For African-American and Hispanic students, this translates into lower future earnings and a delayed wait until they can begin working. Despite this gap, the completion time has shrunk in recent years. In 1990, it took 7.7 years to earn a doctoral degree. By 2009, the average completion time dropped to 6.8 years. These numbers were completed by the American Institutes for Research.

African-Americans Take the Longest

According to the recent studies, African-Americans take the longest of any racial group. An African-American student will take 6.8 years on average to finish a doctoral degree. Latinos take 6.7 years for a STEM degree. Although the time varies with different degrees, the racial difference remains. It takes 10.8 years for African-American to finish a computer science doctoral degree while Latinos require 8.4 years on average.
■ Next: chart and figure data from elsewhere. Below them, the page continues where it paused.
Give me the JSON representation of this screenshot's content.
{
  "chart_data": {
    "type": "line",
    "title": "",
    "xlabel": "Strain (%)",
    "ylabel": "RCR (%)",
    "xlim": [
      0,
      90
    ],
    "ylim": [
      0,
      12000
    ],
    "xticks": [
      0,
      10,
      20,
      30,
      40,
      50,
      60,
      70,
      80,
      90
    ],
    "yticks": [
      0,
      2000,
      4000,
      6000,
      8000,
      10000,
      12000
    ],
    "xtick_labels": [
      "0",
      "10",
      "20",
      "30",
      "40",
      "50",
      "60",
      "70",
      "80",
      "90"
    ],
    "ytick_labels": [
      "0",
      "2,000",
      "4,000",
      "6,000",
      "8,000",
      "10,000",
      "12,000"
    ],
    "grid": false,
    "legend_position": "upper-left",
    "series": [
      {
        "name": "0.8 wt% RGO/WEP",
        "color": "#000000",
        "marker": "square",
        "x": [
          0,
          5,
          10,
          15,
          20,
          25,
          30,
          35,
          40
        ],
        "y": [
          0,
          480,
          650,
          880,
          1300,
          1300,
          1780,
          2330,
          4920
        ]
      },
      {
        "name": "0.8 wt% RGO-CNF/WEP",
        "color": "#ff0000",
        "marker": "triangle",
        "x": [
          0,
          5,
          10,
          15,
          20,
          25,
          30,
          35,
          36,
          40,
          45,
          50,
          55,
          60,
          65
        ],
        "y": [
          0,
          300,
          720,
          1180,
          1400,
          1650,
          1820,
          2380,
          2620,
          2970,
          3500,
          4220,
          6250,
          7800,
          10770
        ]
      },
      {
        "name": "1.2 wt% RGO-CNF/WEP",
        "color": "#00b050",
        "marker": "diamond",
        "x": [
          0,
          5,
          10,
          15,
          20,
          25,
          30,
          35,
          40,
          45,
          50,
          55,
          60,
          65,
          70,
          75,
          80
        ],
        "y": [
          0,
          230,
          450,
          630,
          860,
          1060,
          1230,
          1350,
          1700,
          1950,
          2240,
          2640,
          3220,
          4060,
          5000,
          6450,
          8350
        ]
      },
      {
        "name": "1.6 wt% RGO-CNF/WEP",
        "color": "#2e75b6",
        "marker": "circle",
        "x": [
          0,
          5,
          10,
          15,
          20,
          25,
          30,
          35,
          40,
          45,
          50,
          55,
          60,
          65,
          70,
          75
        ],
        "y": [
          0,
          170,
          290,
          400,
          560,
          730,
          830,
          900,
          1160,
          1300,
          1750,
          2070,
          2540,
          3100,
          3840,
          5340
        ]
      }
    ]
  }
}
At the same time, non-minorities typically spend 7.4 years.

In the past few years, education advocates and employers have focused increasingly on getting minorities into STEM fields. This is driven by the changing demographics of the American workforce and the need for more STEM professionals. Overall, minorities are over 1/3rd of the United States population. Out of every child born each year, half of them are not white. As policy makers try to find ways to create more STEM professionals, the challenge will be to incorporate individuals from every race into the STEM workforce.

Over the past 20 years, the National Science Foundation has seen the numbers of minorities attaining any doctoral degree double. Rates still remain low across the board compared to white students. African-Americans have a 6.1 percent rate of obtaining a doctorate while Latinos enjoy a 6.3 percent rate. Most of these doctoral degrees are in non-STEM fields such as humanities or education.

Statistics for 2012

In 2012, 16.9 percent of doctoral degrees were given to Asian-American students. At the same time, Latinos had a rate of 5.8 percent and African-American students had a rate of 5.8 percent. An additional 2.2 percent of doctoral graduates were from two or more races. Studies also showed that students who received research assistantships, scholarships or teaching assistantships graduated four years earlier than students who paid for their education on their own. Married students, highly indebted individuals or students with dependents tended to graduate several years later.

Solving the Disparity

There may be a gap of three million workers for STEM fields. The National Center for Women & Information Technology recently released data that showed only 18 percent of computer science and IT degrees were granted to women. In engineering, US news saw that Latino, African-American and Native American students earned only 12 percent of the undergraduate degrees in engineering even though they account for 34 percent of the population.

The STEM education gap seems to begin early. From 1997 to 2009, Advanced Placement tests in music theory increased by 362 percent. Advanced Placement tests in computer science only increased by 12 percent. To address this issue, new legislation is being looked at by Congress. The Senate immigration reform bill includes funds for STEM education (SEC.4104). If it passes, it will include funds for training students and increasing college graduates in STEM fields. The bill was enhanced by several senators to give states more money to increase STEM training. It also includes extra visas to encourage immigrants trained in STEM education to immigrate to the United States. To fund the bill, employers must pay a fee if they want to hire foreign employees. This money can be used to train STEM workers in the United States and increase access to education.

The work to increase STEM training has already been started. At Spelman College, there is a robotics team known as the Spelbots. This team is unique because it is comprised entirely of African-American women. Although it only began in 2005, by 2009 the team became co-champions of the RoboCup competition.

Another program is run by the National Society of Black Engineers. Every year, the group brings 300 students to the Summer Engineering Experience for Kids (SEEK) camp. It is offered for free in cities across the country and is intended for students in grades three to eight. Each camp is intended to expose African-American students to STEM projects and prepare them for STEM careers. It provides students with mentors and design competitions.

STEM Access

To help minorities achieve, there is an Advanced Placement STEM Access program. This STEM program was offered through a partnership between Google, College Board and With the help of a $5 million grant, AP STEM Access is intended to bring AP science and math courses to 800 schools throughout the United States. Each new class that starts this fall will run for three years.

The next program that is focused on science, engineering, technology and math goes by the acronym of MESA (Mathematics, Engineering, Science Achievement) which was started in 1970. Through a mix of courses, competitions and mentoring programs, it seeks to bring STEM subjects to economically disadvantaged students. It works with elementary schools, middle schools, high schools and colleges to give students the help they need. They work with educators to create MESA Day Academies and SAT preparation programs. The MESA organization also offers professional development workshops for students who choose to study mathematics, engineering and science.

Overall, STEM fields are growing at the second-fastest rate of any occupation in the United States. By 2018, the nation is forecasted to have a total of 8.6 million STEM jobs available. If the current trends remain the same, an estimated three million of these jobs will not be filled. Some of the programs through MESA and the new immigration bill will help to close this gap, but more innovation will be needed to create the workforce of the future.